‘Yes,’ Brunetti answered. ‘How’d you know?’ He had detected no scent of alcohol; perhaps it had been covered by the other smell coming from the body, left for who knows how long in a heated room.
Rizzardi led them out to the living room, where the technicians were doing their job: collecting, photographing, putting small bits of things into plastic envelopes. Rizzardi removed his gloves and put them in his pocket. Brunetti wondered how many of them he’d taken home with him over the years.
‘If they’ve been drinking long enough,’ Rizzardi said, finally answering Brunetti’s question, ‘they all take on the same look. You come to see it. Both outside and inside.’
The doctor shook his head as at some private thought and Brunetti asked, ‘What are you thinking about?’
‘If you know enough about the human body, you come to see it as a miracle. And when you look at the bodies of some of them – like him – who have drunk for years, perhaps all their lives, and you see what the drinking’s done to them, and in spite of it all they were still alive, then you know it really is a miracle.’
They shook hands and Rizzardi left, but not before finding Bocchese in the kitchen and saying goodbye to him.
Brunetti stayed behind, watching the technicians work, until the men from the hospital arrived with their plastic coffin. While they waited, one of the technicians went through the dead man’s pockets and removed a wallet, a telefonino, and a handkerchief much in need of washing. Brunetti watched him place them in separate plastic bags and zip them closed. The technician nodded to the men from the hospital, who put the dead man into the coffin and left the apartment.
The technical squad remained another half-hour, until Bocchese came back and told Brunetti they were finished and he could now move around freely and touch whatever he wanted in the apartment. The two of them shook hands, and Bocchese led his squad down the stairs and out to the waiting boat.
Brunetti, still wearing his plastic gloves, went back into the bedroom, careful where he stepped, and opened the doors of the wardrobe. He saw two jackets, neither of them particularly clean, and a dark grey woollen coat with worn cuffs. Two pairs of shoes rested on the bottom of the closet. The drawers on the bottom held three pullovers and a few polyester shirts. The underwear was grey and unpleasant looking.
Brunetti went through the rest of the apartment. The only printed words he saw were the receipts from Cavanis’ monthly pension payment – 662.87 euros, and how was a person meant to live on that? – and a circular from the local parish, inviting all residents to meet the new parroco. The refrigerator, at least thirty years old, held another two-litre bottle of wine, this one white, and a packet of petrified cheese.
The shelf above the sink in the bathroom held a grimy glass, a packet of aspirin, and a bar of kitchen soap. The bathtub was disgusting.
Nothing else. For all that his presence was evident in his possessions, Cavanis could have moved in that same day or the day before, yet he had been there long enough for the man in the bar to find his behaviour with the keys normal.

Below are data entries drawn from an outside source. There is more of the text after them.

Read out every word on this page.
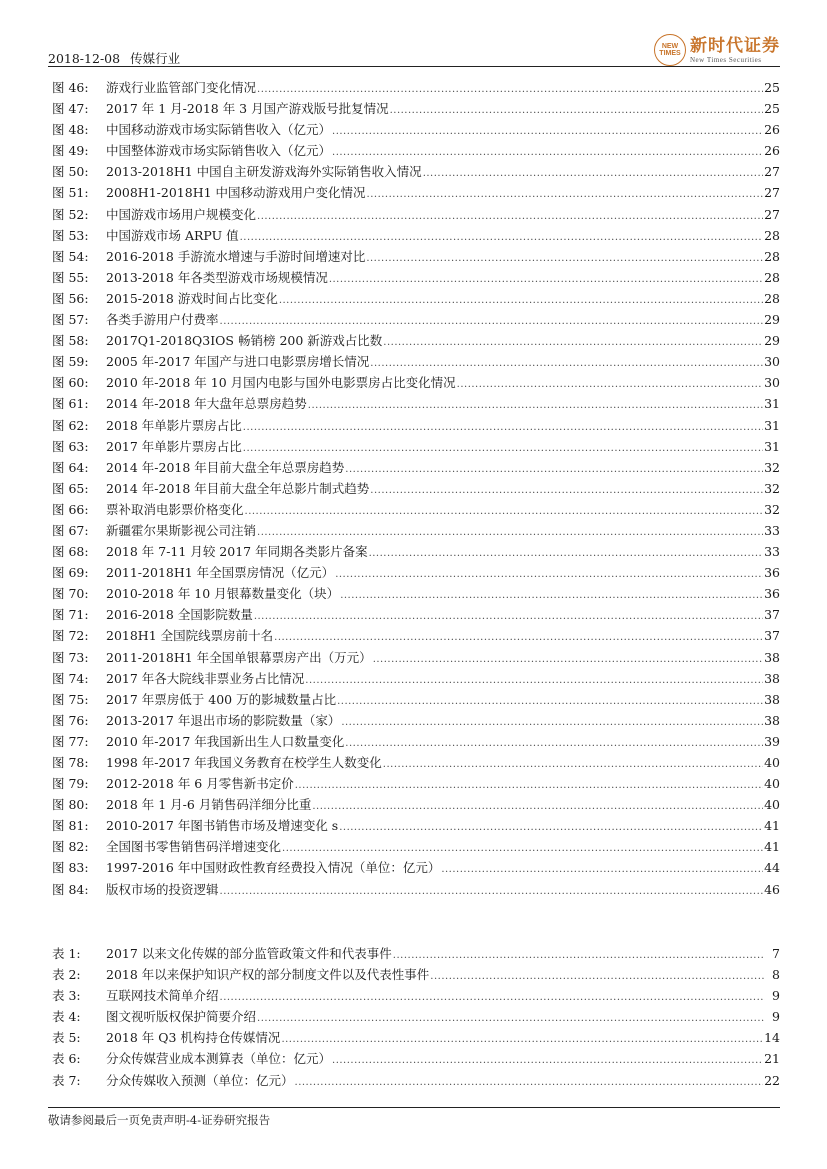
2018-12-08 传媒行业
NEW TIMES 新时代证券
New Times Securities
图 46:	游戏行业监管部门变化情况 .....	25
图 47:	2017 年 1 月-2018 年 3 月国产游戏版号批复情况 .....	25
图 48:	中国移动游戏市场实际销售收入（亿元） .....	26
图 49:	中国整体游戏市场实际销售收入（亿元） .....	26
图 50:	2013-2018H1 中国自主研发游戏海外实际销售收入情况 .....	27
图 51:	2008H1-2018H1 中国移动游戏用户变化情况 .....	27
图 52:	中国游戏市场用户规模变化 .....	27
图 53:	中国游戏市场 ARPU 值 .....	28
图 54:	2016-2018 手游流水增速与手游时间增速对比 .....	28
图 55:	2013-2018 年各类型游戏市场规模情况 .....	28
图 56:	2015-2018 游戏时间占比变化 .....	28
图 57:	各类手游用户付费率 .....	29
图 58:	2017Q1-2018Q3IOS 畅销榜 200 新游戏占比数 .....	29
图 59:	2005 年-2017 年国产与进口电影票房增长情况 .....	30
图 60:	2010 年-2018 年 10 月国内电影与国外电影票房占比变化情况 .....	30
图 61:	2014 年-2018 年大盘年总票房趋势 .....	31
图 62:	2018 年单影片票房占比 .....	31
图 63:	2017 年单影片票房占比 .....	31
图 64:	2014 年-2018 年目前大盘全年总票房趋势 .....	32
图 65:	2014 年-2018 年目前大盘全年总影片制式趋势 .....	32
图 66:	票补取消电影票价格变化 .....	32
图 67:	新疆霍尔果斯影视公司注销 .....	33
图 68:	2018 年 7-11 月较 2017 年同期各类影片备案 .....	33
图 69:	2011-2018H1 年全国票房情况（亿元） .....	36
图 70:	2010-2018 年 10 月银幕数量变化（块） .....	36
图 71:	2016-2018 全国影院数量 .....	37
图 72:	2018H1 全国院线票房前十名 .....	37
图 73:	2011-2018H1 年全国单银幕票房产出（万元） .....	38
图 74:	2017 年各大院线非票业务占比情况 .....	38
图 75:	2017 年票房低于 400 万的影城数量占比 .....	38
图 76:	2013-2017 年退出市场的影院数量（家） .....	38
图 77:	2010 年-2017 年我国新出生人口数量变化 .....	39
图 78:	1998 年-2017 年我国义务教育在校学生人数变化 .....	40
图 79:	2012-2018 年 6 月零售新书定价 .....	40
图 80:	2018 年 1 月-6 月销售码洋细分比重 .....	40
图 81:	2010-2017 年图书销售市场及增速变化 s .....	41
图 82:	全国图书零售销售码洋增速变化 .....	41
图 83:	1997-2016 年中国财政性教育经费投入情况（单位：亿元） .....	44
图 84:	版权市场的投资逻辑 .....	46
表 1:	2017 以来文化传媒的部分监管政策文件和代表事件 .....	7
表 2:	2018 年以来保护知识产权的部分制度文件以及代表性事件 .....	8
表 3:	互联网技术简单介绍 .....	9
表 4:	图文视听版权保护简要介绍 .....	9
表 5:	2018 年 Q3 机构持仓传媒情况 .....	14
表 6:	分众传媒营业成本测算表（单位：亿元） .....	21
表 7:	分众传媒收入预测（单位：亿元） .....	22
敬请参阅最后一页免责声明-4-证券研究报告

Brunetti left, locking the door behind him, and went downstairs. He went back to the bridge and to the other side, then along the canal and into the bar.
When the barman saw him, he said, sounding offended, ‘You didn’t tell me you were a policeman.’
‘It wasn’t necessary. He hadn’t done anything wrong.’ He asked for a coffee.
The man shrugged, as though to say he wasn’t angry, really: he was just saying it.
He made the coffee and placed it in front of Brunetti, then pushed the bowl of sugar envelopes along the counter towards him.
‘Was he really murdered?’ the barman couldn’t stop himself from asking.
‘It would seem so,’ Brunetti answered.
‘Ah, the poor devil,’ he said with real feeling, then surprised Brunetti by saying, ‘I hope at least he was drunk when it happened.’
‘Why is that?’
The barman had to think a while before he found the words for his answer. ‘Because he wouldn’t be so afraid. Maybe.’ He shook his head again and repeated, ‘Poor devil.’
Brunetti sensed another person at his side and turned to see a sandy-haired man a few years older than himself.
‘It’s really true? Someone killed Pietro?’ he asked.
Brunetti nodded, and finished his coffee. ‘Did you know him?’ he asked the man to his left.
‘Well, there’s knowing and there’s knowing,’ the man said and waved towards the place on the bar in front of him. The barman reached for a bottle of white wine and poured him a small glass.
He picked it up and drank it down as though it were water.
‘Was he a friend?’ Brunetti asked with feigned innocence.
‘Sort of,’ he said and pushed the glass across the counter.
Brunetti gestured to the barman, and a second glass appeared in front of him. When both were filled, Brunetti tipped it in the direction of the man beside him, then quickly downed half of it. He found it less good than the coffee.